The MILF is one of the groups which is fighting for the creation of an Islamic state on Mindanao where it controls a few provinces. Since other terror operators were no longer welcome in the MILF camps they had to seek contacts and support elsewhere.

Other factors which encouraged JI and Abu Sayyaf to seek new partners were the successes obtained by the security forces against them and the operations of the Filipino army helped by the American marines, on the island of Basilan, the historic headquarters of Abu Sayyaf.

Welcoming them with open arms, the report notes, are members of RSM who live mainly in the capital.

The Rajah Solaiman Movement was founded in January 2002 by Ahmed Santos who abandoned Catholicism in 1993.

From its foundation, RSM has made giant leaps and the Filipino police say that it has collaborated with JI and Abu Sayaf in various terrorist attacks in the capital.

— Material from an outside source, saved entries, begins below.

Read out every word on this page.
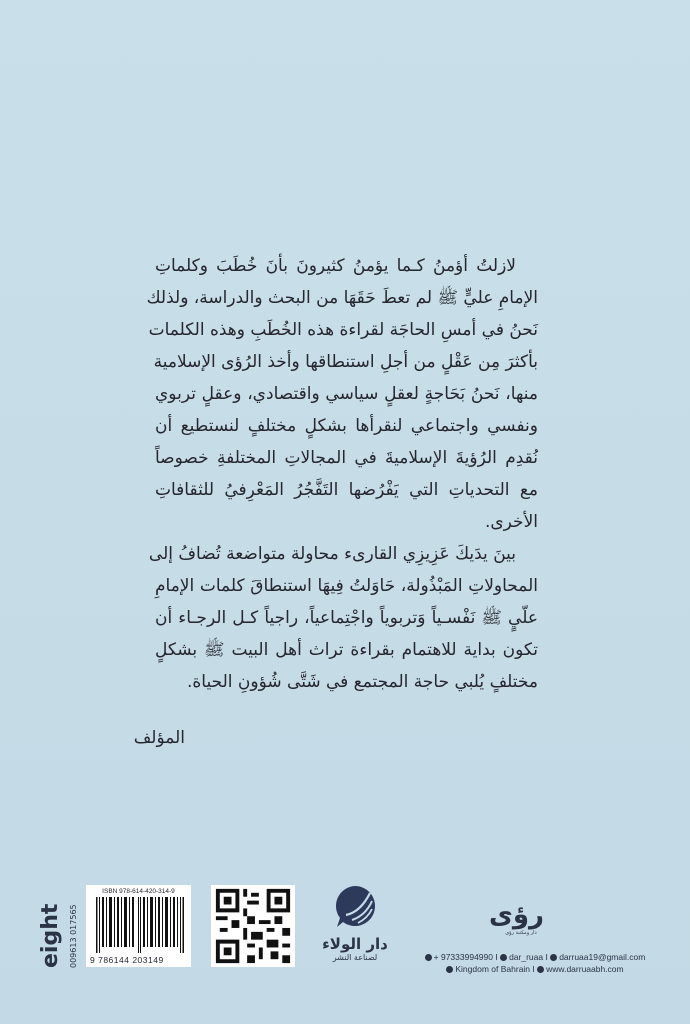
لازلتُ أؤمنُ كـما يؤمنُ كثيرونَ بأنَ خُطَبَ وكلماتِ
الإمامِ عليٍّ ﷺ لم تعطَ حَقَهَا من البحث والدراسة، ولذلك
نَحنُ في أمسِ الحاجَة لقراءة هذه الخُطَبِ وهذه الكلمات
بأكثرَ مِن عَقْلٍ من أجلِ استنطاقها وأخذ الرُؤى الإسلامية
منها، نَحنُ بَحَاجةٍ لعقلٍ سياسي واقتصادي، وعقلٍ تربوي
ونفسي واجتماعي لنقرأها بشكلٍ مختلفٍ لنستطيع أن
نُقدِم الرُؤيةَ الإسلاميةَ في المجالاتِ المختلفةِ خصوصاً
مع التحدياتِ التي يَفْرُضها التَفَّجُرُ المَعْرِفيُ للثقافاتِ
الأخرى.
بينَ يدَيكَ عَزِيزِي القارىء محاولة متواضعة تُضافُ إلى
المحاولاتِ المَبْذُولة، حَاوَلتُ فِيهَا استنطاقَ كلمات الإمامِ
علّيٍ ﷺ نَفْسـياً وَتربوياً واجْتِماعياً، راجياً كـل الرجـاء أن
تكون بداية للاهتمام بقراءة تراث أهل البيت ﷺ بشكلٍ
مختلفٍ يُلبي حاجة المجتمع في شَتَّى شُؤونِ الحياة.
المؤلف
eight 009613 017565
ISBN 978-614-420-314-9
9 786144 203149
دار الولاء
لصناعة النشر
رؤى
دار ومكتبة رؤى
+ 97333994990 I dar_ruaa I darruaa19@gmail.com
Kingdom of Bahrain I www.darruaabh.com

According to the US daily, the Christian Science Monitor, a member of Balik Islam movement had admitted responsibility for a bomb that went off on a ferry boat leaving Manila in February 2004. The bomb killed more than 100 people.

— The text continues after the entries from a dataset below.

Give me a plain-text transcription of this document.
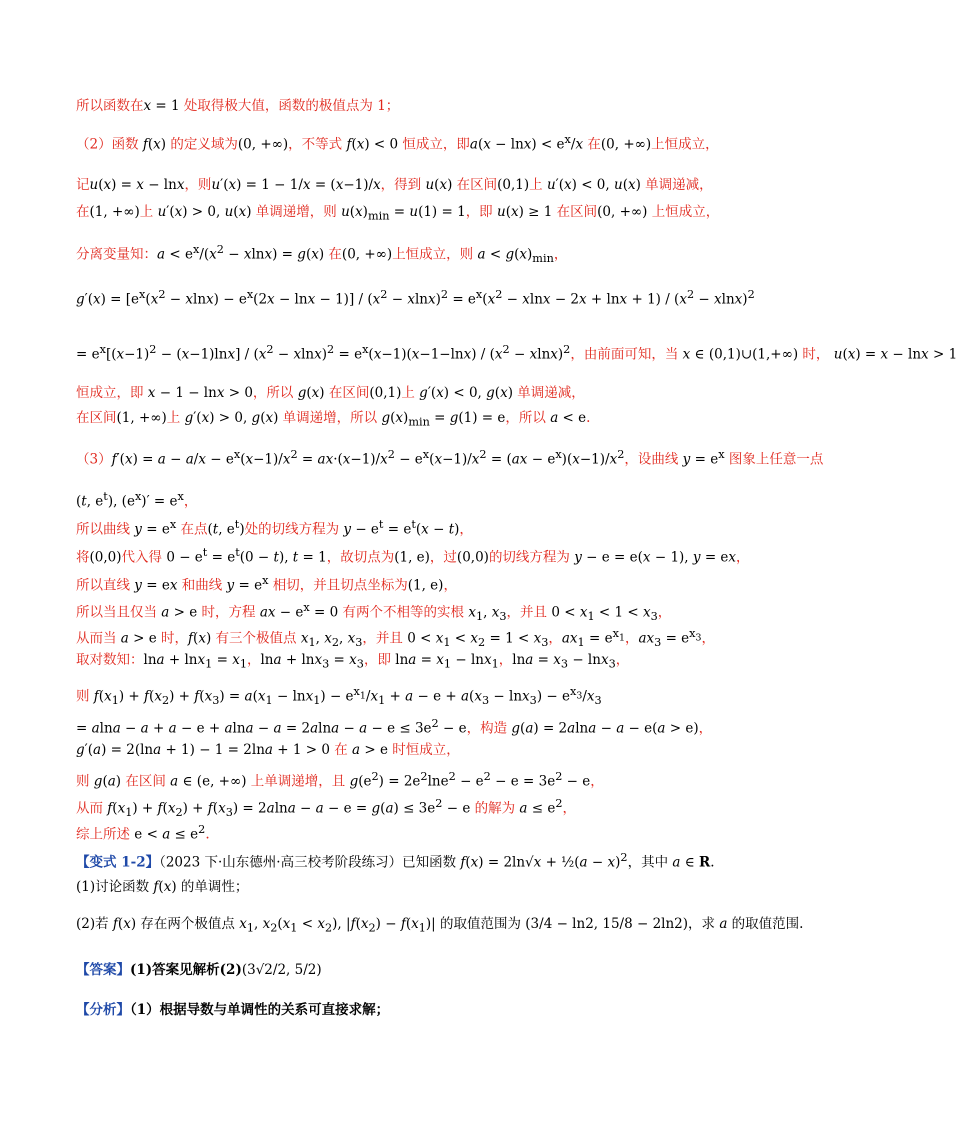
所以函数在x = 1 处取得极大值，函数的极值点为 1；
（2）函数 f(x) 的定义域为(0, +∞)，不等式 f(x) < 0 恒成立，即$a(x - \ln x) < e^x/x$ 在(0, +∞)上恒成立，
记u(x) = x − lnx，则u′(x) = 1 − 1/x = (x−1)/x，得到 u(x) 在区间(0,1)上 u′(x) < 0, u(x) 单调递减，
在(1, +∞)上 u′(x) > 0, u(x) 单调递增，则 $u(x)_{min} = u(1) = 1$，即 u(x) ≥ 1 在区间(0, +∞) 上恒成立，
分离变量知：$a < e^x/(x^2 - xlnx) = g(x)$ 在(0, +∞)上恒成立，则 $a < g(x)_{min}$，
$g'(x) = [e^x(x^2 - xlnx) - e^x(2x - \ln x - 1)] / (x^2 - xlnx)^2 = e^x(x^2 - xlnx - 2x + \ln x + 1) / (x^2 - xlnx)^2$
= $e^x[(x-1)^2 - (x-1)\ln x] / (x^2 - xlnx)^2 = e^x(x-1)(x-1-\ln x) / (x^2 - xlnx)^2$，由前面可知，当 x ∈ (0,1)∪(1,+∞) 时， u(x) = x − lnx > 1
恒成立，即 x − 1 − lnx > 0，所以 g(x) 在区间(0,1)上 g′(x) < 0, g(x) 单调递减，
在区间(1, +∞)上 g′(x) > 0, g(x) 单调递增，所以 $g(x)_{min} = g(1) = e$，所以 a < e.
$(3)f'(x) = a - a/x - e^x(x-1)/x^2 = ax\cdot(x-1)/x^2 - e^x(x-1)/x^2 = (ax - e^x)(x-1)/x^2$，设曲线 $y = e^x$ 图象上任意一点
(t, $e^t$), $(e^x)' = e^x$，
所以曲线 $y = e^x$ 在点(t, $e^t$)处的切线方程为 $y - e^t = e^t(x - t)$，
将(0,0)代入得 $0 - e^t = e^t(0 - t)$, t = 1，故切点为(1, e)，过(0,0)的切线方程为 y − e = e(x − 1), y = ex，
所以直线 y = ex 和曲线 $y = e^x$ 相切，并且切点坐标为(1, e)，
所以当且仅当 a > e 时，方程 ax − $e^x = 0$ 有两个不相等的实根 $x_1$, $x_3$，并且 $0 < x_1 < 1 < x_3$，
从而当 a > e 时，f(x) 有三个极值点 $x_1$, $x_2$, $x_3$，并且 $0 < x_1 < x_2 = 1 < x_3$，$ax_1 = e^{x_1}$，$ax_3 = e^{x_3}$，
取对数知：$\ln a + \ln x_1 = x_1$，$\ln a + \ln x_3 = x_3$，即 $\ln a = x_1 - \ln x_1$，$\ln a = x_3 - \ln x_3$，
则 $f(x_1) + f(x_2) + f(x_3) = a(x_1 - \ln x_1) - e^{x_1}/x_1 + a - e + a(x_3 - \ln x_3) - e^{x_3}/x_3$
= $alna - a + a - e + alna - a = 2alna - a - e \le 3e^2 - e$，构造 g(a) = 2alna − a − e(a > e)，
g′(a) = 2(lna + 1) − 1 = 2lna + 1 > 0 在 a > e 时恒成立，
则 g(a) 在区间 a ∈ (e, +∞) 上单调递增，且 $g(e^2) = 2e^2\ln e^2 - e^2 - e = 3e^2 - e$，
从而 $f(x_1) + f(x_2) + f(x_3) = 2alna - a - e = g(a) \le 3e^2 - e$ 的解为 $a \le e^2$，
综上所述 $e < a \le e^2$.
【变式 1-2】（2023 下·山东德州·高三校考阶段练习）已知函数 f(x) = 2ln√x + ½(a − x)$^2$，其中 a ∈ R.
(1)讨论函数 f(x) 的单调性；
(2)若 f(x) 存在两个极值点 $x_1$, $x_2(x_1 < x_2)$, $|f(x_2) - f(x_1)|$ 的取值范围为 (3/4 − ln2, 15/8 − 2ln2)，求 a 的取值范围.
【答案】(1)答案见解析(2)(3√2/2, 5/2)
【分析】（1）根据导数与单调性的关系可直接求解；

RSM is a minority inside Balik Islam and experts say that comes from their desire to prove they are "true Muslims".

Balik Islam literally means "return to Islam" and its adherents believe that all individuals are born free of sin and are Muslims. And those that deviate are those that follow the wrong teachings of their parents and guardians. Following that, according to the Balik Islam, to abandon other faiths in favour of Islam is therefore not a conversion but instead a "return".

Apart from East Timor, the Philippines is the only Asian country with a Christian-Catholic majority. Leaders of Balik Islam argue that before the arrival of the Spanish conquerors the Philippines was a Muslim nation. But historians point out that the main indigenous belief system was animism, until Muslim colonisers arrived in the mid 1300s, followed by the Catholic Spaniards some two hundred years later.

According to some sources there are more than 200,000 Balik Islam members in Manila and surrounding areas. Most of them have 'returned' to Islam by marriage or after long stints working in Saudi Arabia.
Posted by:Dan Darling

#1  According to some sources there are more than 200,000 Balik Islam members in Manila and surrounding areas. Most of them have 'returned' to Islam by marriage or after long stints working in Saudi Arabia.

Hmmm A Saudi link? Astonishing, I'd say.